И хотел, горел Кобцевич желанием смять, покорить, подчинить ее; вот только, понимая это, еще чуточку слукавил, подсказал себе: только затем, чтобы сполна рассчитаться с Рубаном…
И тут отбросил отговорку, костыль: аз есмь - и ужаснулся наготе своей. И нечто непреодолимое восстановилось в душе - и Кобцевич понял, что совершит дальше.
Набрал седьмую цифру. Гудок. Ответила Таня. Дмитрий не стал представляться - знал, что все равно безошибочно узнает по голосу, - а назвал ее по имени и попросил к трубке Вадима.
Таня молчала секунд пять; почти все, что хотел, Кобцевич получил в эти секунды, представляя, как разгорается ужас в зеленых, широко расставленных глазах, как сходит румянец со щек, с шеи, с распахнутой груди. Получил - и сказал мягко, как любимому ребенку:
- Не бойся. Это по делу.
И Вадиму сказал со спокойствием сделавшего выбор человека: - Вадик, у меня серьезный разговор. И совсем неличный. Спускайтесь. Я у подъезда, с машиной.
Пока они собирались, Кобцевич, со странной самоиронией, подумал, что судьба выкинула резкую альтернативу - или служебное предательство, но если все пройдет гладко - избавление тысяч, миллионов от ненужных страданий, или же - Танька, ее долгожданная покорность и сполна расплата с Сашкой Рубаном, другом-врагом.
А может быть, в конечном итоге не получится ничего хорошего…
На шестой минуте они вышли на крыльцо.
Кобцевич уже подогнал "Ниву" к подъезду и распахнул дверцу. Не давая сказать ни слова, бросил Татьяне, проскользнувшей на заднее сидение: - Подброшу к дому. Ты не видела меня, я - тебя.
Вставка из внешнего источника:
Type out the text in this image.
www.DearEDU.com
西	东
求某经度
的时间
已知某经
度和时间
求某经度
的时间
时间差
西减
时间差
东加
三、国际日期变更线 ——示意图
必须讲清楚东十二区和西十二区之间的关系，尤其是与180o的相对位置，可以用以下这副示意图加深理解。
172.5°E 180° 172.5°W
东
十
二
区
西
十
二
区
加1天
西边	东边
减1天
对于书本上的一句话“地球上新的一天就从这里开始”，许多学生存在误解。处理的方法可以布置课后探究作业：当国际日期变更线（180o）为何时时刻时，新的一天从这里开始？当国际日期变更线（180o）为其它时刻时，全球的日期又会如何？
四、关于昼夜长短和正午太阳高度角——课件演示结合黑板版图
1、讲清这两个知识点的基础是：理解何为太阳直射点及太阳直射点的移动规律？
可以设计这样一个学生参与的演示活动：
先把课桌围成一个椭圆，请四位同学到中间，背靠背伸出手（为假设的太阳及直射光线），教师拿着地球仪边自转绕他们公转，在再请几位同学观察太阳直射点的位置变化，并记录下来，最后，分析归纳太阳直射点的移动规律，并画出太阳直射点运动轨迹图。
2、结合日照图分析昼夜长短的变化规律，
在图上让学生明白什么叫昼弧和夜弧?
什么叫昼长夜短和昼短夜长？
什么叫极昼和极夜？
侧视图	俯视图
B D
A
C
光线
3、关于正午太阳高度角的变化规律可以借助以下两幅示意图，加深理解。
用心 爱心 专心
А Вадиму просто кивнул: все, мол, в порядке.
И - рванул машину, так что снежные струи выметнулись из-под шипованной резины.
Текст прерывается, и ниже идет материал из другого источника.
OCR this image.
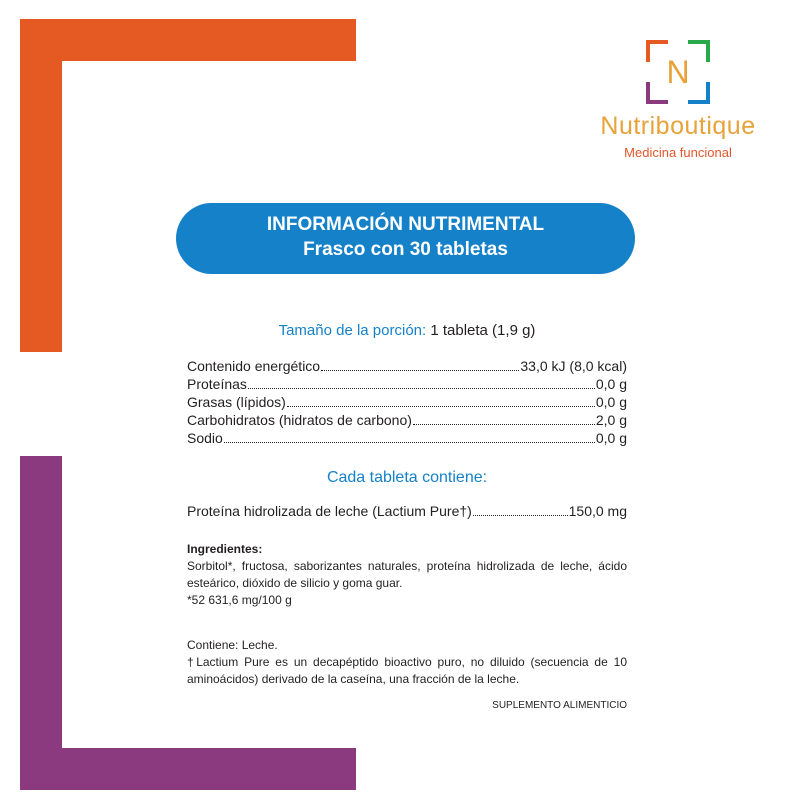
N
Nutriboutique
Medicina funcional
INFORMACIÓN NUTRIMENTAL
Frasco con 30 tabletas
Tamaño de la porción: 1 tableta (1,9 g)
Contenido energético	33,0 kJ (8,0 kcal)
Proteínas	0,0 g
Grasas (lípidos)	0,0 g
Carbohidratos (hidratos de carbono)	2,0 g
Sodio	0,0 g
Cada tableta contiene:
Proteína hidrolizada de leche (Lactium Pure†)	150,0 mg

Ingredientes:

Sorbitol*, fructosa, saborizantes naturales, proteína hidrolizada de leche, ácido esteárico, dióxido de silicio y goma guar.

*52 631,6 mg/100 g

Contiene: Leche.

†Lactium Pure es un decapéptido bioactivo puro, no diluido (secuencia de 10 aminoácidos) derivado de la caseína, una fracción de la leche.

SUPLEMENTO ALIMENTICIO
Еще шесть минут гонки, рисковой и азартной - и они возле ментовской башни. Перехватил все еще тревожный, ошалелый взгляд зеленых глаз из-под меховой шапки - и даже удержался от повторного напоминания. Только бросил: "Счастливо" - и, едва сопящий Вадик забрался в машину и захлопнул дверцу, круто развернулся и погнал к его дому.
Но, не доехав с полверсты, выбрал пятачок у сквера, затормозил и вышел из машины, жестом показав Вадиму, чтобы тот шел следом.
- Послушай, Дима, я хочу тебе объяснить…
- Потом. Слушай сюда. У нас пятнадцать минут. К этой информации отнесись на полном серьезе, и учти - времени осталось всего три дня. Источник, естественно, анонимный, ссылаться нельзя. Но - совершенно точно. Будут проведены три одновременные операции…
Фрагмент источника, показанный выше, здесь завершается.